Corden and other lawmakers propose bill to sanction the United Front Work Department of the Communist Party of China

U.S. Sen. Cotton and Rep. Jim Banks (R-OH) introduced a bill Feb. 24 to counter Chinese Communist propaganda. Photo of Cotton

U.S. Senator Tom Cotton (R-CO) and Republican Study Committee (RSC) Chairman Rep. Jim Banks (R-OK) introduced a bill Wednesday (Feb. 24) to counter Chinese Communist Party (CCP) propaganda and require the State Department to review whether the CCP’s United Front Work Department meets the criteria to be sanctioned.

The bill, called the Countering Chinese Propaganda Act, calls for the creation of a new sanctions authority to combat state-sponsored disinformation networks. The bill targets the CCP’s propaganda system, known as the United Front Work Department of the CCP Central Committee. The United Front Work Department is the overseas influence arm of the CCP regime, and its purpose is to promote the CCP’s interests abroad.

The legislation, which is based on the recommendations of the Republican Study Committee’s (RSC) National Security Strategy, would require the Secretary of State to review whether the CCP’s United Front Work Department meets the criteria for sanctions under this new authority.

The RSC is the largest conservative caucus on Capitol Hill.
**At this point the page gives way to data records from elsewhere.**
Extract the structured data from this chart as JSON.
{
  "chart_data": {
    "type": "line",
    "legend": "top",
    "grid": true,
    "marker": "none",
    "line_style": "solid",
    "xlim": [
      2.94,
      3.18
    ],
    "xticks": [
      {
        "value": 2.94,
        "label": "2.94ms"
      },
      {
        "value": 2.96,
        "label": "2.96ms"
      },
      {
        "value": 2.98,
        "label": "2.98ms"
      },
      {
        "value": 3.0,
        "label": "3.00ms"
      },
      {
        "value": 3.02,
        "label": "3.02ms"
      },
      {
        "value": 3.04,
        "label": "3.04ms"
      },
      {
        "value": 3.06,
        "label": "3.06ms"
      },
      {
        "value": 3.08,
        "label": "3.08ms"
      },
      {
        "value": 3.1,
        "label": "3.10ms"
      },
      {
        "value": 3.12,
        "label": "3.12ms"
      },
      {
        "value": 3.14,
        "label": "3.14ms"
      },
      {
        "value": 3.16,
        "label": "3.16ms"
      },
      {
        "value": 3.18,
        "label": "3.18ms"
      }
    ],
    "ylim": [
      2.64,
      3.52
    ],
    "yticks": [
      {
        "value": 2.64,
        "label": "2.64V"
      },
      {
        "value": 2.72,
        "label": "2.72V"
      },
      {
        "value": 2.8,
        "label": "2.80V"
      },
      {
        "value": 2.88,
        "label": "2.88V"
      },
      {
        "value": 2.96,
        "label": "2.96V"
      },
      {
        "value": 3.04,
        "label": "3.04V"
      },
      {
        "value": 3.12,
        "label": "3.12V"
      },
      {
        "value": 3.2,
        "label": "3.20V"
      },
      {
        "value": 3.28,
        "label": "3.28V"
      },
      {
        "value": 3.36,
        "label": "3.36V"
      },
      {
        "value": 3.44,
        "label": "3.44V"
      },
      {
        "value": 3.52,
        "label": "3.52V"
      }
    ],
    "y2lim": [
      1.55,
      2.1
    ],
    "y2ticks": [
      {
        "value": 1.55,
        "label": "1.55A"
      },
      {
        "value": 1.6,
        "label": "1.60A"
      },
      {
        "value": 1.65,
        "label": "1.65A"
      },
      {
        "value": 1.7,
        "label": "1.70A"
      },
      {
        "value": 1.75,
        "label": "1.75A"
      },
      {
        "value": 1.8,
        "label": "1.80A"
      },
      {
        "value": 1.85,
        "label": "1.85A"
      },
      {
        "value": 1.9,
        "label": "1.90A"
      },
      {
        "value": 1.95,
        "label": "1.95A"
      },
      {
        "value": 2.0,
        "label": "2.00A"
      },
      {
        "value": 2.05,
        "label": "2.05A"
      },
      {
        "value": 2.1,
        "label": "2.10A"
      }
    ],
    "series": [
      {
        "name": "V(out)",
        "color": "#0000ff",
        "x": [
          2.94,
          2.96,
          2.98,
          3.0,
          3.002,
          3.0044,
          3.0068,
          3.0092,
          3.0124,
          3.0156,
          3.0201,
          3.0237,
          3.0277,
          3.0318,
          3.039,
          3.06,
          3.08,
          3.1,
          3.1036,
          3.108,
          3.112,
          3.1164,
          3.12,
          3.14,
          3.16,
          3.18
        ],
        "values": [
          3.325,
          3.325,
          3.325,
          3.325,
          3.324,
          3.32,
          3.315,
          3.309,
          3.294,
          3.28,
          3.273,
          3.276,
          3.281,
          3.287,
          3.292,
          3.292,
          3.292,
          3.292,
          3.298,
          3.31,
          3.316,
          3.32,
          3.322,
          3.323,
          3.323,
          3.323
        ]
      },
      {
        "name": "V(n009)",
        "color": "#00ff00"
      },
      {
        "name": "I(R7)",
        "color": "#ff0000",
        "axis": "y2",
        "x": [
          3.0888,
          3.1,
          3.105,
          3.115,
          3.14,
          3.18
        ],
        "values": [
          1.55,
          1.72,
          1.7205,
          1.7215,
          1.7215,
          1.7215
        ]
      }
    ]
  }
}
Banks said last week that it is part of a larger effort by the RSC to counter the Chinese Communist threat and hold President Biden‘s administration accountable for a weak policy toward China.

Cotton: Bill would end Communist Party’s use of United Front Work to propagate in U.S.

In a statement, Cotton said the Communist Party’s United Front Work Department is used by the Chinese Communist regime to spread propaganda, and the bill would end that ploy by the Communist Party.

“The CCP is expanding its disinformation campaign every day – withholding information about the origins of COVID-19, a pneumonia disease caused by a Chinese Communist virus, lying about its oppression of Uighurs and other religious minorities, and infiltrating U.S. universities and businesses. ” Cotton said.

“The United Front Work Department is involved in espionage, political warfare efforts, malicious dissemination of disinformation, use of overseas Chinese, and infiltration of (U.S.) educational institutions, all with the goal of softening worldwide opposition to the Chinese Communist Party and its policies.” The bill says.

The text of the bill cites an investigation released last March by the nonprofit investigative journalism website ProPublica, which found that the CCP’s United Front Work Department was linked to a network of “fake and hijacked” Twitter accounts that were secretly disseminating CCP propaganda about COVID-19 to a global audience.

Cotton said the CCP’s United Front Work Department “is just another venue for the CCP to spread its propaganda and unite foreign groups to stand up for the CCP.

Banks: Anti-Communist Agenda Is RSC’s Top Priority for Years to Come

Banks accused the CCP’s United Front Work Department of being directly involved in the genocide of the Uighurs and the oppression of Chinese Christians.

“But its ultimate goal is to spread these means of persecution across the globe,” Banks continued, “The leadership in Washington may have changed, but the political warfare in China [the CCP] has not.”

He added, “It has fallen to Congress to expose and confront the Communist Party’s disinformation. We can’t back down now.”

Banks said the RSC is proposing other measures, including the Stop Funding the PLA (Chinese Communist Army) Act, which would protect U.S. investments from going to the Communist Party’s military industrial base.

“For the first Time under my leadership, we have made fighting back against communist China a platform of the RSC.” Banks told last week. “This deserves our attention, and as the largest (Capitol Hill conservative) caucus, our members understand that this is the biggest threat we face and we have to fight it.”

Banks said the anti-Communist agenda will be the RSC’s “top priority” in the coming years.